После трёх дней непрерывных бомбёжек, мы, боясь, что окоп может не спасти нас, поздним вечером перебрались к тёте Мане в Рогачевку. * Здесь было сравнительно тихо, т.к. бомбы в непосредственной близости не падали. Но буквально на другой день тёткин дом стал наблюдательным пунктом (НП)! Нас, как и жителей окрестных домов, согнали в полузаглублённое крытое камышом овощехранилище. В метрах двадцати пяти перед нами залегла редкая цепь красноармейцев, направивших свои винтовки в сторону хутора Федулов. Появилась тут и какая-то чудная пушка – тонкий ствол на бо-ль-ших колёсах. Так мы оказались на переднем крае обороны. Стояли жаркие июльские дни. В нашем странном убежище было нестерпимо душно. Дети начали реветь, просить пить, проситься: «пи-пи», «ка-ка». Запричитали женщины, заворчали старики.
В это время кто-то принёс весть о том, что немцы окружили Багаевку и уже захватили Станицу, т.е. центр. Недалёкий стрекот автоматов и одиночные винтовочные выстрелы подтверждали это горькое известие. Да и наша оборонительная линия стала буквально таять. Куда-то укатили чудо-пушку, а цепь бойцов короткими перебежками сместилась влево и скрылась в садах.

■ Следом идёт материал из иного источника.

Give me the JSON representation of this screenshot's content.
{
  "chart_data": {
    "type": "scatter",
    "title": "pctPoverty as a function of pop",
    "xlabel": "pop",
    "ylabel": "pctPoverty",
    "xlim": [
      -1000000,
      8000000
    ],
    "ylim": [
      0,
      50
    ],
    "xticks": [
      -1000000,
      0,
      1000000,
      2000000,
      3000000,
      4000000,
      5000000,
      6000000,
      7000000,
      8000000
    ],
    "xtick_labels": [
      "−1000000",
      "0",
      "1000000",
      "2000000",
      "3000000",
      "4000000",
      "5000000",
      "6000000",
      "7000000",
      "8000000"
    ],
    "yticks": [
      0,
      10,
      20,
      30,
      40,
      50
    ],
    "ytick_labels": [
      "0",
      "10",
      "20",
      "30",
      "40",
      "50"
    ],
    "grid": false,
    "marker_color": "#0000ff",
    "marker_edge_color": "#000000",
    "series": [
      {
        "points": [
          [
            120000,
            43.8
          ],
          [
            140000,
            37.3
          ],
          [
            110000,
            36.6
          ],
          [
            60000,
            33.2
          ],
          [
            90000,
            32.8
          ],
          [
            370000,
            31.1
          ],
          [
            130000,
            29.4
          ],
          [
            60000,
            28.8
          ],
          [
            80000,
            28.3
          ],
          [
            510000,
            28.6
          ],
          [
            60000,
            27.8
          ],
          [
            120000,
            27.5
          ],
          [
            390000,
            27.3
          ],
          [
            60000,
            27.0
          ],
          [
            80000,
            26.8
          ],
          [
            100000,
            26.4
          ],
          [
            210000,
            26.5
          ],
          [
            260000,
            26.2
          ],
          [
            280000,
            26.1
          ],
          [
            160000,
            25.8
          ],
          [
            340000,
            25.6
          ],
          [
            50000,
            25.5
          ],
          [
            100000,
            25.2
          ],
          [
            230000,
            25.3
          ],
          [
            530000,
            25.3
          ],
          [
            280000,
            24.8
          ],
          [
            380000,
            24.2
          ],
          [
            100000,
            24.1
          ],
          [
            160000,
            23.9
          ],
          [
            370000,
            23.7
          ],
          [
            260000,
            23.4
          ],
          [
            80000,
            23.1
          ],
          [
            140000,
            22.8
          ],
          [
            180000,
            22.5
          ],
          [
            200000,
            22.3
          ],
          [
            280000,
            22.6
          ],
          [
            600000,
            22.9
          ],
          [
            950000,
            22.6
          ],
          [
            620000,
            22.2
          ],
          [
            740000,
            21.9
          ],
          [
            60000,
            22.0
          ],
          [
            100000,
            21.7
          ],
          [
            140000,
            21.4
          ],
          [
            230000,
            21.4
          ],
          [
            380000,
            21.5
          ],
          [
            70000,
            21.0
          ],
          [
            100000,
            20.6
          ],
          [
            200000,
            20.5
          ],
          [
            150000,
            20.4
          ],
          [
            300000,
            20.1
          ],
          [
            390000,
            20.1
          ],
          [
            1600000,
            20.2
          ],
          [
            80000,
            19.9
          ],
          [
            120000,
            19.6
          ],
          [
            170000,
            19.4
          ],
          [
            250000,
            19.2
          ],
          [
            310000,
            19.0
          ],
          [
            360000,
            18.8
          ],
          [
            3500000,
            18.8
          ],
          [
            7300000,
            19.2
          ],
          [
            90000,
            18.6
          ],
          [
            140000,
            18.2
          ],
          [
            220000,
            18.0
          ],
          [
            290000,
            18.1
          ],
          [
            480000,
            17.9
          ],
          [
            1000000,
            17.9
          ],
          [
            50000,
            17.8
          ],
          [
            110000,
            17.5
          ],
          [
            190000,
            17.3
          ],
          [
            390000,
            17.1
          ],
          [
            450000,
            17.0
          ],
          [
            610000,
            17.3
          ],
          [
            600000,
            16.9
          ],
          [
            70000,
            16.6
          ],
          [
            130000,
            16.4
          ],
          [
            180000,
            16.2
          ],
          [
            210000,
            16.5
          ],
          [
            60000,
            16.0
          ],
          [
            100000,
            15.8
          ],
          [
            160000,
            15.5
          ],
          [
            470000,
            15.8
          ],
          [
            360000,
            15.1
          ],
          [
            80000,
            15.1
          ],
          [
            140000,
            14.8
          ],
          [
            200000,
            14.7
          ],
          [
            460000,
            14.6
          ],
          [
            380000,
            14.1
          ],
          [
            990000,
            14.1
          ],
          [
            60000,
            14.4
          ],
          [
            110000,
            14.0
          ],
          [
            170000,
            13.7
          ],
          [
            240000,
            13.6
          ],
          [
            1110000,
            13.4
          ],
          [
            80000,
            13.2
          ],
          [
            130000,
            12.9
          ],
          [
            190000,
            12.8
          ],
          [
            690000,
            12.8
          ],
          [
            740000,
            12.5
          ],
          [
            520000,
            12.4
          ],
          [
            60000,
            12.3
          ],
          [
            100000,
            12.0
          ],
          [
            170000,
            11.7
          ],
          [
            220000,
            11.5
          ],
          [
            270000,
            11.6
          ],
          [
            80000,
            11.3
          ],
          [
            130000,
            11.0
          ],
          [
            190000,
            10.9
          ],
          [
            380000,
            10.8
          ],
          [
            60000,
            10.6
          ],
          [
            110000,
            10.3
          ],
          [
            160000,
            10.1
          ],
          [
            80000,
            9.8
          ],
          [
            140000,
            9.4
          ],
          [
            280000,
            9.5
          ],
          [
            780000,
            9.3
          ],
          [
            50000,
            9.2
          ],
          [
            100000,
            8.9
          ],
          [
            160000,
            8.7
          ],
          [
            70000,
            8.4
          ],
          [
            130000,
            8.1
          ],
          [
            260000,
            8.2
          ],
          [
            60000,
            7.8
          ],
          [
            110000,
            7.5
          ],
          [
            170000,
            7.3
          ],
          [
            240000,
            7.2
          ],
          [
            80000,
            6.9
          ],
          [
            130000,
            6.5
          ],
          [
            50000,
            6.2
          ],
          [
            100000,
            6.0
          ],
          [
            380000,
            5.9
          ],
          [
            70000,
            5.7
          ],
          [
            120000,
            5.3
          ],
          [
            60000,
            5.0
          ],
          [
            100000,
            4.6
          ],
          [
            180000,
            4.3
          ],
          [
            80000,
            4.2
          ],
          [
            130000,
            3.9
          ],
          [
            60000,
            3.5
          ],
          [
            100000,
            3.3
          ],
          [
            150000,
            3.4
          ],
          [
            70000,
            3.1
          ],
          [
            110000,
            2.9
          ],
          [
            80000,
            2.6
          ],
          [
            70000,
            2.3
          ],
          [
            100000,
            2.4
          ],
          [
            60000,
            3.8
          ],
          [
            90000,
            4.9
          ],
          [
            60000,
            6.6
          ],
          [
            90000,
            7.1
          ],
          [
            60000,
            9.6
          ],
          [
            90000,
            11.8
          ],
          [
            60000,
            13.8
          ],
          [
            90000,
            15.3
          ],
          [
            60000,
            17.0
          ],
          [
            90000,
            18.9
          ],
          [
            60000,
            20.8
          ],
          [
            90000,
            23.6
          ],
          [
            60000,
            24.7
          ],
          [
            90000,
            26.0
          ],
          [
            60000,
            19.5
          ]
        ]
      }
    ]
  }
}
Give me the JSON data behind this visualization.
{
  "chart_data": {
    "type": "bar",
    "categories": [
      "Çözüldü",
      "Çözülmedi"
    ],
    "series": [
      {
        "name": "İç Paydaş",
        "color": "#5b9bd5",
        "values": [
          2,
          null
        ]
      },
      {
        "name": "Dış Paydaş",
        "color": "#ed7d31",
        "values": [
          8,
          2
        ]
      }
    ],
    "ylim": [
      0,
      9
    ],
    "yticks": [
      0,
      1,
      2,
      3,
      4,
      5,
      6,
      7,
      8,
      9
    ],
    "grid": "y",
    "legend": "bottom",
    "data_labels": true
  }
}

Невольные обитатели овощехранилища поспешили к своим домам. Вскоре «беспроволочный телеграф» сообщил, что станица полностью занята немцами. Бой, говорили, был только на подступах, с противоположной от нас стороны. Много красноармейцев попало в плен. Рассказывали также, что наши танкисты, оставшиеся за Доном, с помощью КВ (танк «Клим Ворошилов») столкнули с крутого берега несколько лёгких танков, а его взорвали. И эта информация позже подтвердилась. Через несколько месяцев после изгнания немцев, танки были извлечены из реки, с них сняли башни и колхозники использовали их, как трактора. Только до тех дней было так далеко…

ОККУПАЦИЯ
Мы вернулись в свою полуразрушенную хату. Но теперь она казалась ещё беззащитней, чем в дни бомбёжек. По улицам разгуливали вооружённые немцы. Было любопытно и страшно.
Вот трое входят в наш двор. Один из них на каком-то странном языке кричит:
— Матка, гони яйки, млеко! Дойч зольдат надо кушайт! Шнелер! Бистро! – И, довольные произведённым эффектом, гогочут. Такое повторялось частенько.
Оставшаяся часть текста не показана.